Slipping out of bed, she feels the warmth of the underfloor heating against the soles of her feet. The words which echoed through the night are still fresh in her mind. ‘I am so lucky. To have all this. To have David. Remember to tell him.’ She looks at her watch. It’s still only six-thirty. She’ll give him an extra hour in bed and then wake him up with his breakfast, ready on a tray. Then she’ll say, ‘I love you, David. I appreciate you so much, I really do.’

The sound of the telephone breaks her thoughts and she snatches it up, not wanting it to wake her sleeping, damaged husband.

‘Auntie Antonia? It’s Rupert.’

‘Oh, hello Rupert, how are you?’ Her mind rushes. Why is Rupert calling at this time? Questions unanswered. A feeling of slight panic. What has David done? ‘It’s OK to call me Antonia, Rupert, Auntie makes me sound old.’ She’s talking too much, procrastinating.

‘Well, the thing is, Mum’s asked me to telephone.’ His voice sounds strangled. ‘Dad was taken into hospital last night. Macclesfield hospital. She went with him. An ambulance came, paramedics and everything. They think he’s had a diabetic coma or something. I mean, fuck, I didn’t even know he was a diabetic.’

Not David, thank God. ‘Oh Rupert, I didn’t know either. Poor you. Do you want to come here? Shall I come and fetch you?’

Relief floods her mind. She needs to concentrate, be practical. ‘How is he, how’s your dad?’

‘Well, Mum called and I think he’s OK. But I don’t really know. She told me to stay here. Suppose I’d only get in the way.’

His voice is thick with emotion. He wants to cry, Antonia knows. She understands this, the need to cry, to sob and to scream, but the need to hide it even greater.

‘Mum said Dad’s all wired up because his blood pressure is really high and he needs loads of different drugs.’

Poor boy. Bloody insensitive parents. But who am I to judge? she thinks, glancing at the peaceful face of her husband.

‘David’s still in bed, Rupert, but I’ll wake him. He’ll want to go to the hospital straight away,’ she says. Her mind is sticky, rebelling against the sudden change of plan. She should drive. David reeks of booze, he’ll be over the limit. ‘So I’ll drop off David at the hospital and then come over to your house and keep you company for a bit. How’s that?’

David feels Antonia’s hand on his shoulder, bringing him back from a dream. ‘David, love, wake up, Charlie’s in hospital,’ she says clearly.

‘I know,’ he replies from the pillow. ‘He’s dead, isn’t he?’

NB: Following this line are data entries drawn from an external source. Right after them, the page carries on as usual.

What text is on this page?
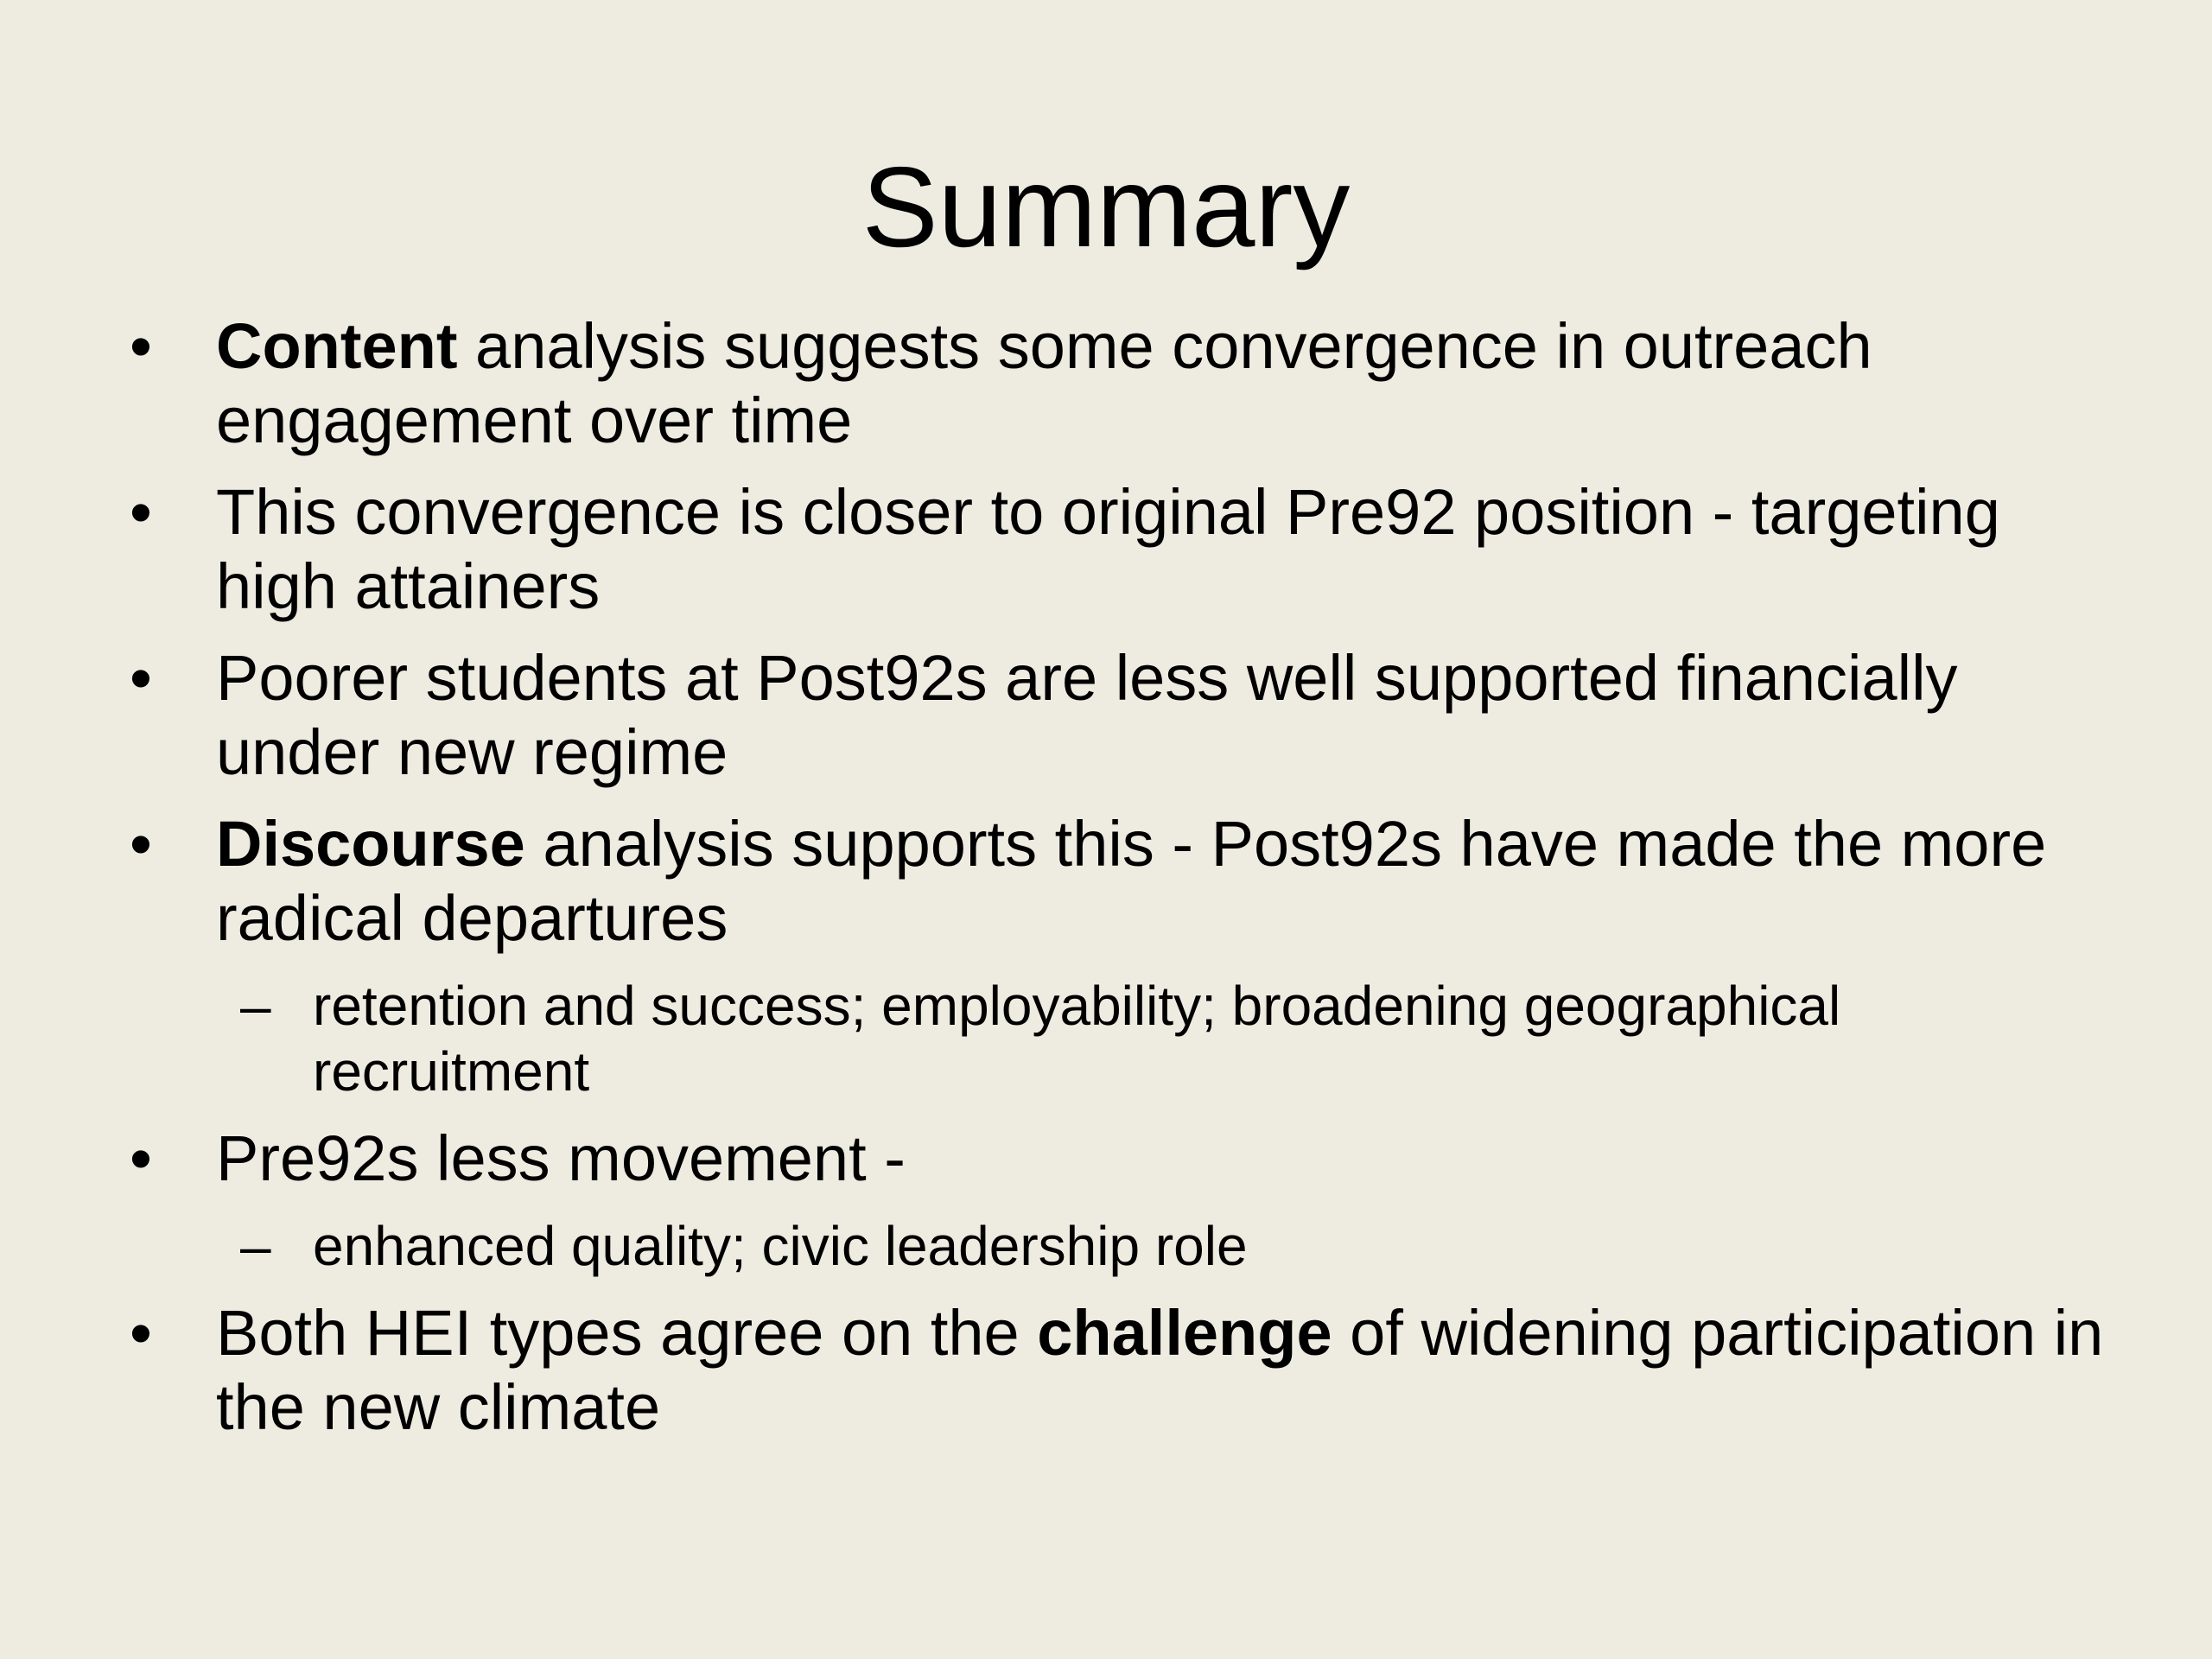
Summary
• Content analysis suggests some convergence in outreach engagement over time
• This convergence is closer to original Pre92 position - targeting high attainers
• Poorer students at Post92s are less well supported financially under new regime
• Discourse analysis supports this - Post92s have made the more radical departures
– retention and success; employability; broadening geographical recruitment
• Pre92s less movement -
– enhanced quality; civic leadership role
• Both HEI types agree on the challenge of widening participation in the new climate
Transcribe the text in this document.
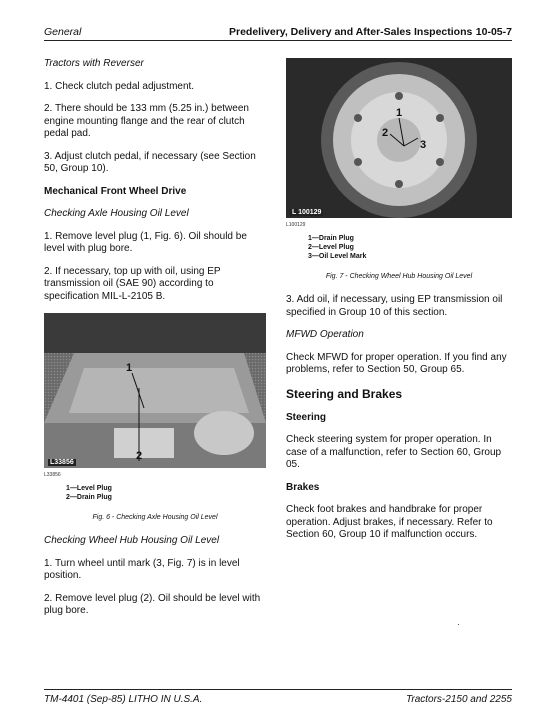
General	Predelivery, Delivery and After-Sales Inspections 10-05-7

Tractors with Reverser

1. Check clutch pedal adjustment.

2. There should be 133 mm (5.25 in.) between engine mounting flange and the rear of clutch pedal pad.

3. Adjust clutch pedal, if necessary (see Section 50, Group 10).

Mechanical Front Wheel Drive

Checking Axle Housing Oil Level

1. Remove level plug (1, Fig. 6). Oil should be level with plug bore.

2. If necessary, top up with oil, using EP transmission oil (SAE 90) according to specification MIL-L-2105 B.

1
2
L33856
L33856
1—Level Plug
2—Drain Plug
Fig. 6 - Checking Axle Housing Oil Level

Checking Wheel Hub Housing Oil Level

1. Turn wheel until mark (3, Fig. 7) is in level position.

2. Remove level plug (2). Oil should be level with plug bore.

1
2
3
L 100129
L100129
1—Drain Plug
2—Level Plug
3—Oil Level Mark
Fig. 7 - Checking Wheel Hub Housing Oil Level

3. Add oil, if necessary, using EP transmission oil specified in Group 10 of this section.

MFWD Operation

Check MFWD for proper operation. If you find any problems, refer to Section 50, Group 65.

Steering and Brakes

Steering

Check steering system for proper operation. In case of a malfunction, refer to Section 60, Group 05.

Brakes

Check foot brakes and handbrake for proper operation. Adjust brakes, if necessary. Refer to Section 60, Group 10 if malfunction occurs.

TM-4401 (Sep-85) LITHO IN U.S.A.	Tractors-2150 and 2255
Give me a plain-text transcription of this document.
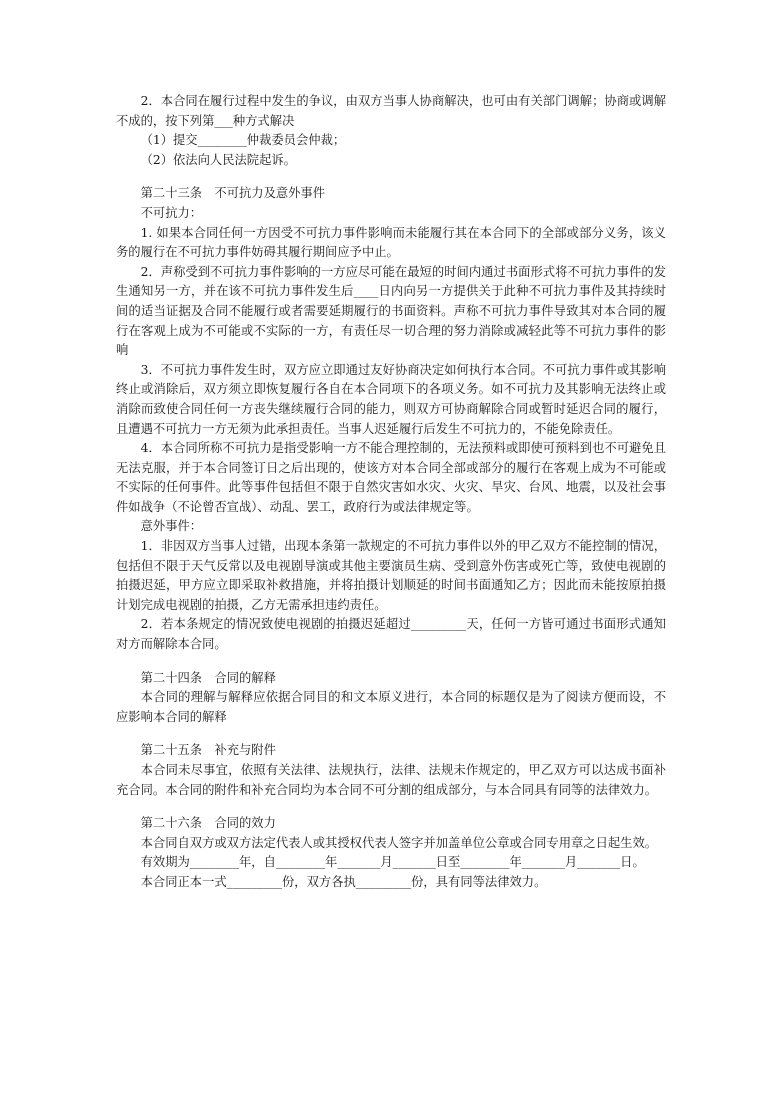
2．本合同在履行过程中发生的争议，由双方当事人协商解决，也可由有关部门调解；协商或调解不成的，按下列第___种方式解决

（1）提交________仲裁委员会仲裁；

（2）依法向人民法院起诉。

第二十三条 不可抗力及意外事件

不可抗力：

1. 如果本合同任何一方因受不可抗力事件影响而未能履行其在本合同下的全部或部分义务，该义务的履行在不可抗力事件妨碍其履行期间应予中止。

2．声称受到不可抗力事件影响的一方应尽可能在最短的时间内通过书面形式将不可抗力事件的发生通知另一方，并在该不可抗力事件发生后____日内向另一方提供关于此种不可抗力事件及其持续时间的适当证据及合同不能履行或者需要延期履行的书面资料。声称不可抗力事件导致其对本合同的履行在客观上成为不可能或不实际的一方，有责任尽一切合理的努力消除或减轻此等不可抗力事件的影响

3．不可抗力事件发生时，双方应立即通过友好协商决定如何执行本合同。不可抗力事件或其影响终止或消除后，双方须立即恢复履行各自在本合同项下的各项义务。如不可抗力及其影响无法终止或消除而致使合同任何一方丧失继续履行合同的能力，则双方可协商解除合同或暂时延迟合同的履行，且遭遇不可抗力一方无须为此承担责任。当事人迟延履行后发生不可抗力的，不能免除责任。

4．本合同所称不可抗力是指受影响一方不能合理控制的，无法预料或即使可预料到也不可避免且无法克服，并于本合同签订日之后出现的，使该方对本合同全部或部分的履行在客观上成为不可能或不实际的任何事件。此等事件包括但不限于自然灾害如水灾、火灾、旱灾、台风、地震，以及社会事件如战争（不论曾否宣战）、动乱、罢工，政府行为或法律规定等。

意外事件：

1．非因双方当事人过错，出现本条第一款规定的不可抗力事件以外的甲乙双方不能控制的情况，包括但不限于天气反常以及电视剧导演或其他主要演员生病、受到意外伤害或死亡等，致使电视剧的拍摄迟延，甲方应立即采取补救措施，并将拍摄计划顺延的时间书面通知乙方；因此而未能按原拍摄计划完成电视剧的拍摄，乙方无需承担违约责任。

2．若本条规定的情况致使电视剧的拍摄迟延超过_________天，任何一方皆可通过书面形式通知对方而解除本合同。

第二十四条 合同的解释

本合同的理解与解释应依据合同目的和文本原义进行，本合同的标题仅是为了阅读方便而设，不应影响本合同的解释

第二十五条 补充与附件

本合同未尽事宜，依照有关法律、法规执行，法律、法规未作规定的，甲乙双方可以达成书面补充合同。本合同的附件和补充合同均为本合同不可分割的组成部分，与本合同具有同等的法律效力。

第二十六条 合同的效力

本合同自双方或双方法定代表人或其授权代表人签字并加盖单位公章或合同专用章之日起生效。

有效期为________年，自________年_______月_______日至________年_______月_______日。

本合同正本一式_________份，双方各执_________份，具有同等法律效力。
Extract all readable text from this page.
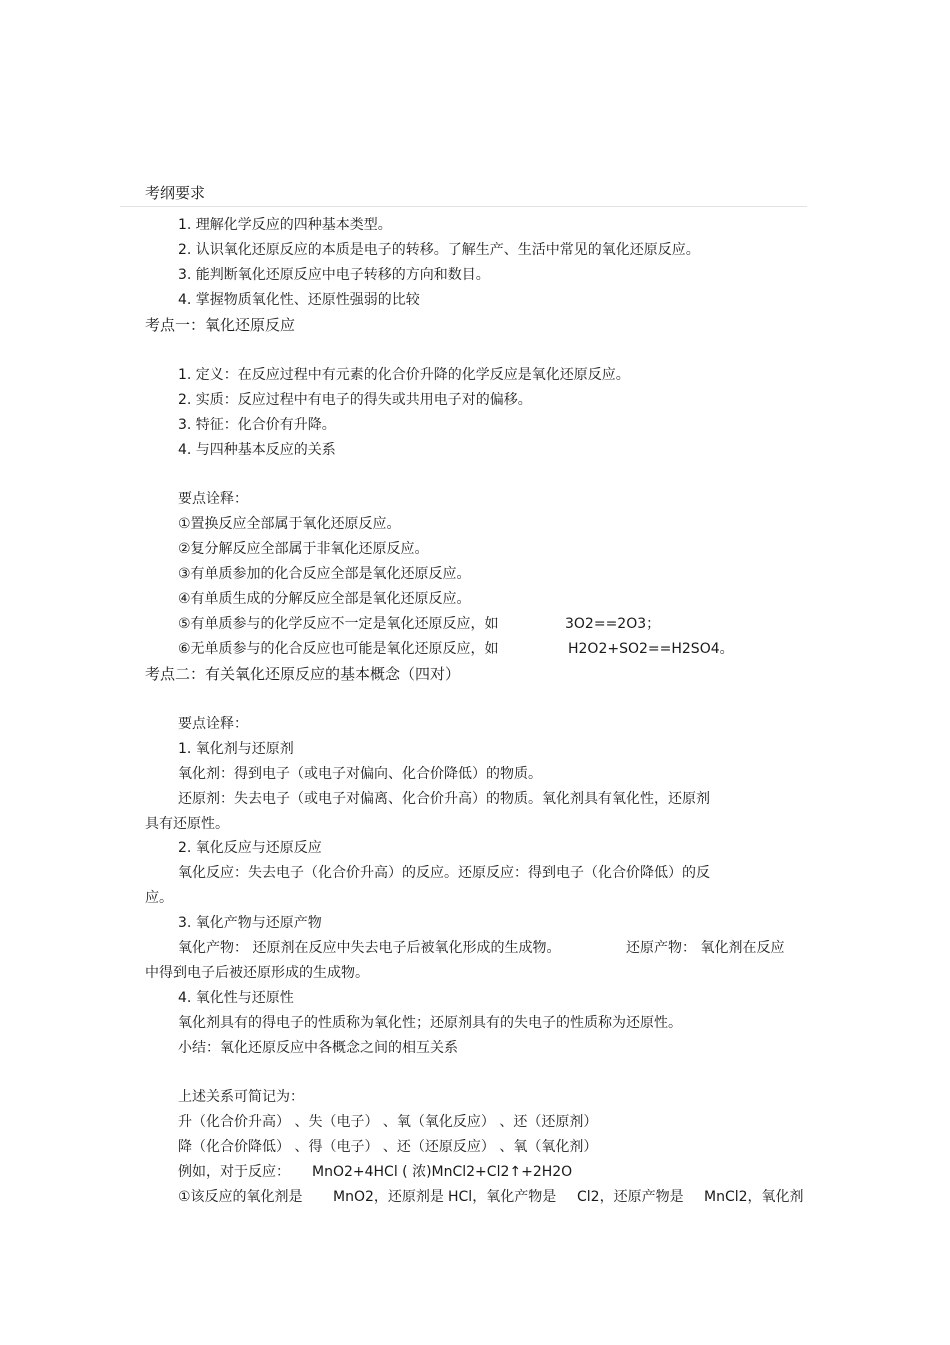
考纲要求
1. 理解化学反应的四种基本类型。
2. 认识氧化还原反应的本质是电子的转移。了解生产、生活中常见的氧化还原反应。
3. 能判断氧化还原反应中电子转移的方向和数目。
4. 掌握物质氧化性、还原性强弱的比较
考点一：氧化还原反应
1. 定义：在反应过程中有元素的化合价升降的化学反应是氧化还原反应。
2. 实质：反应过程中有电子的得失或共用电子对的偏移。
3. 特征：化合价有升降。
4. 与四种基本反应的关系
要点诠释：
①置换反应全部属于氧化还原反应。
②复分解反应全部属于非氧化还原反应。
③有单质参加的化合反应全部是氧化还原反应。
④有单质生成的分解反应全部是氧化还原反应。
⑤有单质参与的化学反应不一定是氧化还原反应，如	3O2==2O3；
⑥无单质参与的化合反应也可能是氧化还原反应，如	H2O2+SO2==H2SO4。
考点二：有关氧化还原反应的基本概念（四对）
要点诠释：
1. 氧化剂与还原剂
氧化剂：得到电子（或电子对偏向、化合价降低）的物质。
还原剂：失去电子（或电子对偏离、化合价升高）的物质。氧化剂具有氧化性，还原剂
具有还原性。
2. 氧化反应与还原反应
氧化反应：失去电子（化合价升高）的反应。还原反应：得到电子（化合价降低）的反
应。
3. 氧化产物与还原产物
氧化产物： 还原剂在反应中失去电子后被氧化形成的生成物。	还原产物： 氧化剂在反应
中得到电子后被还原形成的生成物。
4. 氧化性与还原性
氧化剂具有的得电子的性质称为氧化性；还原剂具有的失电子的性质称为还原性。
小结：氧化还原反应中各概念之间的相互关系
上述关系可简记为：
升（化合价升高） 、失（电子） 、氧（氧化反应） 、还（还原剂）
降（化合价降低） 、得（电子） 、还（还原反应） 、氧（氧化剂）
例如，对于反应： MnO2+4HCl ( 浓)MnCl2+Cl2↑+2H2O
①该反应的氧化剂是 MnO2，还原剂是 HCl，氧化产物是 Cl2，还原产物是 MnCl2，氧化剂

He rolls away from her waking hand and bunches up his body like a huge fist. Reality has hit him immediately on waking, his mind prodding viciously with a stream of recrimination. Fool, fool, fool. Debts, huge debts. Insurance, indemnity, money – client money, ethics and rules. And theft, oh God, theft. Charlie’s fury, his disappointment. ‘A failure, David. Again. Get out of my sight.’